时间:2023-05-28  来源:  作者:暮雨林
这是宋南第一次与君莫言正面相对,世间传诵如仙的月王,黑衣白发交替站在大殿正中央,一手背在身后,目光如炬的望着上首的宋南说道:”见过宋帝!”
没有礼节,没有问安,甚至没有来势该有的态度,君莫言放肆的举止,让不少群臣都为之嗤鼻,但却仅限于此,谁敢对这几乎覆手即可翻云的男人不敬。
”月王到访,让朕的大殿都蓬荜生辉!有劳月王舟车劳顿,赐座!”
宋南对于君莫言的态度,说不上是害怕亦或是手段,只不过当众给予他殿中落座的殊荣,还是表露了宋南的一丝怯意。
”呵呵,不知月王突然到访宋元,朕招呼不周,还请月王见谅!”
君莫言慵懒的落座在太师椅中,修长的双腿分置两边,胸前几缕白发垂下,眸光清冷潺潺,睨了一眼宋南说道:”宋帝不必客气,如此甚好!”
”朕听闻月王不久前将中燕国一举拿下,还来不及恭贺,不如就以茶代酒,敬你一杯!”宋南不乏讨好的语气和姿态,无形之中就将自己的地位置身在君莫言之下,而不论帝王如何狂狷,面对君莫言的时候,都一如曾经风亭一样,不过都是说说罢了。
君莫言不语,直接端着身边人送上的茶杯,轻抿了一口,随后视线巡视过朝堂中的百官,意味不明的说道:”宋帝的皇宫还真是人才辈出!”
”月王过誉了!不知…不知这次月王到访,可是有什么事?”
迂回的斡旋了片刻,宋南最终还是问道君莫言来访的目的,毕竟这么一尊不明来意的人出现在宋元国,难免会引起恐慌。

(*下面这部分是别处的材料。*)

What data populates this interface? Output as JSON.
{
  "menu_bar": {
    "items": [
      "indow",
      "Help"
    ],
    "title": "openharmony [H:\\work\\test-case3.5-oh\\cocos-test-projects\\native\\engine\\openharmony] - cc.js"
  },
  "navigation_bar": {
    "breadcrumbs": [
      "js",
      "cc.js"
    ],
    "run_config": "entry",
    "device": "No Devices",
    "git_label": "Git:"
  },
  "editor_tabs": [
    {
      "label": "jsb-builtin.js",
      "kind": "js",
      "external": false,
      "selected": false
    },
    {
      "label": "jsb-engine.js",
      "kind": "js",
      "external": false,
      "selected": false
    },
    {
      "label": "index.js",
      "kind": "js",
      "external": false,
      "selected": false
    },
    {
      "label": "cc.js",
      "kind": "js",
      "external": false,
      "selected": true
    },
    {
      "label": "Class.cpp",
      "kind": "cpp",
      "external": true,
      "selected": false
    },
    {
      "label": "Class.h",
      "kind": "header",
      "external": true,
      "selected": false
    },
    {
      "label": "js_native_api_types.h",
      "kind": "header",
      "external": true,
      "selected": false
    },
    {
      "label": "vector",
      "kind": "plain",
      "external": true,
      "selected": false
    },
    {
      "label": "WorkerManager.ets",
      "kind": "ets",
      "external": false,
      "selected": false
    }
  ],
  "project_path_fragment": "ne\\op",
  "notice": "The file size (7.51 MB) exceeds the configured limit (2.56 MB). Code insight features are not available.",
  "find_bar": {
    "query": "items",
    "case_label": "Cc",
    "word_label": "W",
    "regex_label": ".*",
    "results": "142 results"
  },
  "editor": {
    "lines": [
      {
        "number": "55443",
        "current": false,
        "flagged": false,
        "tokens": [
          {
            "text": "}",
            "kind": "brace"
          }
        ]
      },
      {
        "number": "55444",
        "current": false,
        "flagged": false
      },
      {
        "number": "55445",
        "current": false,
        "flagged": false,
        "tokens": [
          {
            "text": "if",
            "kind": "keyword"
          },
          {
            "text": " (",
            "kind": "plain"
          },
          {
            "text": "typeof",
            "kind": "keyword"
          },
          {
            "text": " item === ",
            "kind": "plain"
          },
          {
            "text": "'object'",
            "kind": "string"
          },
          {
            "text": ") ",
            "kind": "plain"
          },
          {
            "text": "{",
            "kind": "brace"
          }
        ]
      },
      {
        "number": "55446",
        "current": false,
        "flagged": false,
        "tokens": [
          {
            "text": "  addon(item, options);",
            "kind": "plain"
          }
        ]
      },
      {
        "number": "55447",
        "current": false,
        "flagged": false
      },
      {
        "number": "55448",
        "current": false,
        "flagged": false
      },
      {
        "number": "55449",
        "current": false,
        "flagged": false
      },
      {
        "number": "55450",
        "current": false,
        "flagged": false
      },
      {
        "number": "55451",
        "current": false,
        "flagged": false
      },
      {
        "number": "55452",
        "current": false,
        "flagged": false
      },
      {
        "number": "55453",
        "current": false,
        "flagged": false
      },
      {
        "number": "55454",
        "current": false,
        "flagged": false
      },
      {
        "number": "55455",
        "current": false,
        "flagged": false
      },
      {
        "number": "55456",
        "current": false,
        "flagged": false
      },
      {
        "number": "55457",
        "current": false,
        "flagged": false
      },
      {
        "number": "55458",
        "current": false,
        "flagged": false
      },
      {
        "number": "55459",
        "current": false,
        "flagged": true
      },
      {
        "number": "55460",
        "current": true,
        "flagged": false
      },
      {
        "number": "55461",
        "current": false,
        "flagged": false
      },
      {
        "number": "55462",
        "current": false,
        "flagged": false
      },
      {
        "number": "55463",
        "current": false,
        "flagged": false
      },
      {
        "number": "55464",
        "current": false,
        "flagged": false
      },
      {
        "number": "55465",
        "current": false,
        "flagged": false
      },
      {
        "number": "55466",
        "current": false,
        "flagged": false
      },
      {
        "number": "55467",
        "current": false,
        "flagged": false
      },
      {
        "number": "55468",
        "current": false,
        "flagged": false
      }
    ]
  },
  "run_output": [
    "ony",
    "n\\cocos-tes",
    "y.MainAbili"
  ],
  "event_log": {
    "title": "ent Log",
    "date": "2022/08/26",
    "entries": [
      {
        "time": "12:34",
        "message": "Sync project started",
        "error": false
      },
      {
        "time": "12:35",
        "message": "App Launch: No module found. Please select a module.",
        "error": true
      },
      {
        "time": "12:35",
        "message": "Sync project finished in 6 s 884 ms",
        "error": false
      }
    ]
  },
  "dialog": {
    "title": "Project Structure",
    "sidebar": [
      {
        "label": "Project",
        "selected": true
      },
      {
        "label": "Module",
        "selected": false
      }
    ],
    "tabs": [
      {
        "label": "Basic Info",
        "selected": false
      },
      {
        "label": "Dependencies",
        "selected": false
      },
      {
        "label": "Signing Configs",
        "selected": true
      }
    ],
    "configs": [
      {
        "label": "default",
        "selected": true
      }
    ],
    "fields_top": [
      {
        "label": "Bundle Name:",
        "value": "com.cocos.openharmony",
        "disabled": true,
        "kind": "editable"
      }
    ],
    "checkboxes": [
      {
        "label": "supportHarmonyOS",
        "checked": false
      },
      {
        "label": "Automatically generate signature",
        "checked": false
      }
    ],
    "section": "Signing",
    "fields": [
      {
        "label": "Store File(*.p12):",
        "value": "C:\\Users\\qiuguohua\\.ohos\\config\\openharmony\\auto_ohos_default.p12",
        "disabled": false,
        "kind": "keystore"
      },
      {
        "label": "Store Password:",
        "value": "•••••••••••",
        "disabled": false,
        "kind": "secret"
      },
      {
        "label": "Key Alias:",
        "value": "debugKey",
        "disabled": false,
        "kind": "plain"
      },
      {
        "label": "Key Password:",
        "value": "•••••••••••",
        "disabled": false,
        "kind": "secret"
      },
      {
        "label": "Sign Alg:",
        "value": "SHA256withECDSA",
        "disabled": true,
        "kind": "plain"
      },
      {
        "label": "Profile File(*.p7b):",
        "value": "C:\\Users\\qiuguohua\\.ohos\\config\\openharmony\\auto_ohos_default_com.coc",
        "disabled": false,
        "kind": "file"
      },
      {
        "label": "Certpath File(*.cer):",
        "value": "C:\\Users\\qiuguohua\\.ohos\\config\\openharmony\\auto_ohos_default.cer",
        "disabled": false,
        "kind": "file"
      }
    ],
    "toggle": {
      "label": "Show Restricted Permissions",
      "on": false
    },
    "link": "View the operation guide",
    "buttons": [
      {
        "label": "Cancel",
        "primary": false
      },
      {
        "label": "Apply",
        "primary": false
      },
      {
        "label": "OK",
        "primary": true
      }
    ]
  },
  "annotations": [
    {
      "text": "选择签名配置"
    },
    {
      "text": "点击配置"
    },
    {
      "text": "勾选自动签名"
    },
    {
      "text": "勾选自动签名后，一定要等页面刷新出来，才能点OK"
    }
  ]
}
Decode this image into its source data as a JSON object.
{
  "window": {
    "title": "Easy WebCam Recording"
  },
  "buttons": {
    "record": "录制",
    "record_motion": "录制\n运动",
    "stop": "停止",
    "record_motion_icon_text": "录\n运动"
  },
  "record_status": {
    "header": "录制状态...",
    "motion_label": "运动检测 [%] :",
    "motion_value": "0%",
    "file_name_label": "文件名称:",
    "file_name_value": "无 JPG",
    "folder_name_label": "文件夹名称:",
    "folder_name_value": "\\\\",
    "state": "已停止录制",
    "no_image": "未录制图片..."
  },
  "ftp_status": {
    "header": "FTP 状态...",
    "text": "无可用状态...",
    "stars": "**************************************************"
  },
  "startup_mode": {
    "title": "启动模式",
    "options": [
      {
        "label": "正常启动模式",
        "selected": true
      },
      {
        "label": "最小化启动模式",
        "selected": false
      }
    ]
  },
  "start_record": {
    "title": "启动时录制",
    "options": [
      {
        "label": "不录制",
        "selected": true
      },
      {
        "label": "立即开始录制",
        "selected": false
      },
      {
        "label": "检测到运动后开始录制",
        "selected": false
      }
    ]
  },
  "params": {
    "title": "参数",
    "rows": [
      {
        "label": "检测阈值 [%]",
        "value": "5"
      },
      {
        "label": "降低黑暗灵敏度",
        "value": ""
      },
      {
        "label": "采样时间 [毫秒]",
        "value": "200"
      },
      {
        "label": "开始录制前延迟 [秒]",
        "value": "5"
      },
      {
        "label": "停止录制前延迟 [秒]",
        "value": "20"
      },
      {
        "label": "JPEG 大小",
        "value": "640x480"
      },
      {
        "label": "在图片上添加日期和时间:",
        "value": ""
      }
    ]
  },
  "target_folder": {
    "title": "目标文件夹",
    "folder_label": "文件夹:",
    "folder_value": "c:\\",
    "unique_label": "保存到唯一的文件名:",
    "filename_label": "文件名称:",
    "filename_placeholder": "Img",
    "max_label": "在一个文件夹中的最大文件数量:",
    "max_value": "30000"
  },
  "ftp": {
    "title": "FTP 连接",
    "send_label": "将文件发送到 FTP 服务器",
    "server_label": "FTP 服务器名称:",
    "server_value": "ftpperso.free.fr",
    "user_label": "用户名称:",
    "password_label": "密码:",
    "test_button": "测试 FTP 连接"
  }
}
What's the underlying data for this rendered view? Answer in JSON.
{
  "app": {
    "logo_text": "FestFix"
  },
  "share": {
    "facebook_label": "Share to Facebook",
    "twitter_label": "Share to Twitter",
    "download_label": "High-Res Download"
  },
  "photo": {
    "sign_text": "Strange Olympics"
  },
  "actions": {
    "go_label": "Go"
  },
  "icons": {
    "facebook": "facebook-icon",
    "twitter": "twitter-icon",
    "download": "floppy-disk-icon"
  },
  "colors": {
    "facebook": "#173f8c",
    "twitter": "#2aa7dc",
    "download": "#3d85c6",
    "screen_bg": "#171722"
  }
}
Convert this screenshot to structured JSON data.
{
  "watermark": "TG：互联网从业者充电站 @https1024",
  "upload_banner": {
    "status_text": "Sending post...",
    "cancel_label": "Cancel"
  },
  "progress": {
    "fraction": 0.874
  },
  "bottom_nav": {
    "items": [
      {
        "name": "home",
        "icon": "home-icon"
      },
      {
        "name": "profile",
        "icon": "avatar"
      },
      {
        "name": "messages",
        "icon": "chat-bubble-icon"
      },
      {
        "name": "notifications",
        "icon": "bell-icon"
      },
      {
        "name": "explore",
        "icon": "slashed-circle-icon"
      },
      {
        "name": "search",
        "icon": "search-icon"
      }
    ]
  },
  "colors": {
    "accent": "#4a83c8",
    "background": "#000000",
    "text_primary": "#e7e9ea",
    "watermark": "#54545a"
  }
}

”也没什么事!只不过闲来无事,恰好藩国与宋元相隔不远,所以就过来见见老朋友!”
宋南点头称是:”原来如此,那不知月王的朋友?”
君莫言眸子流转,看向百官之中的宋清舒之际,位于其身侧的宋清寒顿时精光乍现,总算是抓住了宋清舒的把柄,看来这月王来袭定然和宋清舒脱不了干系!
包括宋南在内,不少人都顺着君莫言的视线看向百官,当发觉宋清舒依旧是镇定而立的时候,宋南刚要开口,却不想君莫言瞬时说道:”本王接下来就入住太子府吧!”
入住太子府?!
这突如其来的话,让宋清寒为之一愣,包括宋南也是瞬间惊愕,难道说他所谓的老朋友竟然是自己最看好的太子?!
”你…”
”太子,多日不见,看来你不太欢迎本王?”
君莫言打断宋清寒的话,而是反将一军的问着。月王到访,而且暂时还无法了解其用意,就算是宋南也不能直接开口拒绝他的要求。
更何况是宋清寒!
”如此甚好,既然月王是来看太子的,那理应住在太子府,月王权当是自己府邸即可,若有任何需要,随时差人通知朕!今晚朕特意为月王准备的晚宴,月王到时一定要赏脸光顾!”
宋南头头是道的说着,仿佛真的将君莫言奉为上宾一样的招待着。而宋清舒则在仔细观察宋南的同时,还是发现了他垂眸时候眼底闪过的戾气。
父皇,你意想不到的事情还多着呢!
*
”君莫言,你来访宋元到底是何意?本太子可不记得与你有过深交!”
被迫和君莫言一同回到都邑太子府内的宋清寒,入内后就对君莫言冷声质问着。他今日在朝堂的举动,分明是让父皇对他有所怀疑。
君莫言信步慢行,身后的四个暗卫也目不斜视的跟随着,其他百名侍卫早就被太子府的管家带去了厢房,而宋清寒迟迟没有得到答复,不禁快速闪身至君莫言的身前,挡住了他的去路。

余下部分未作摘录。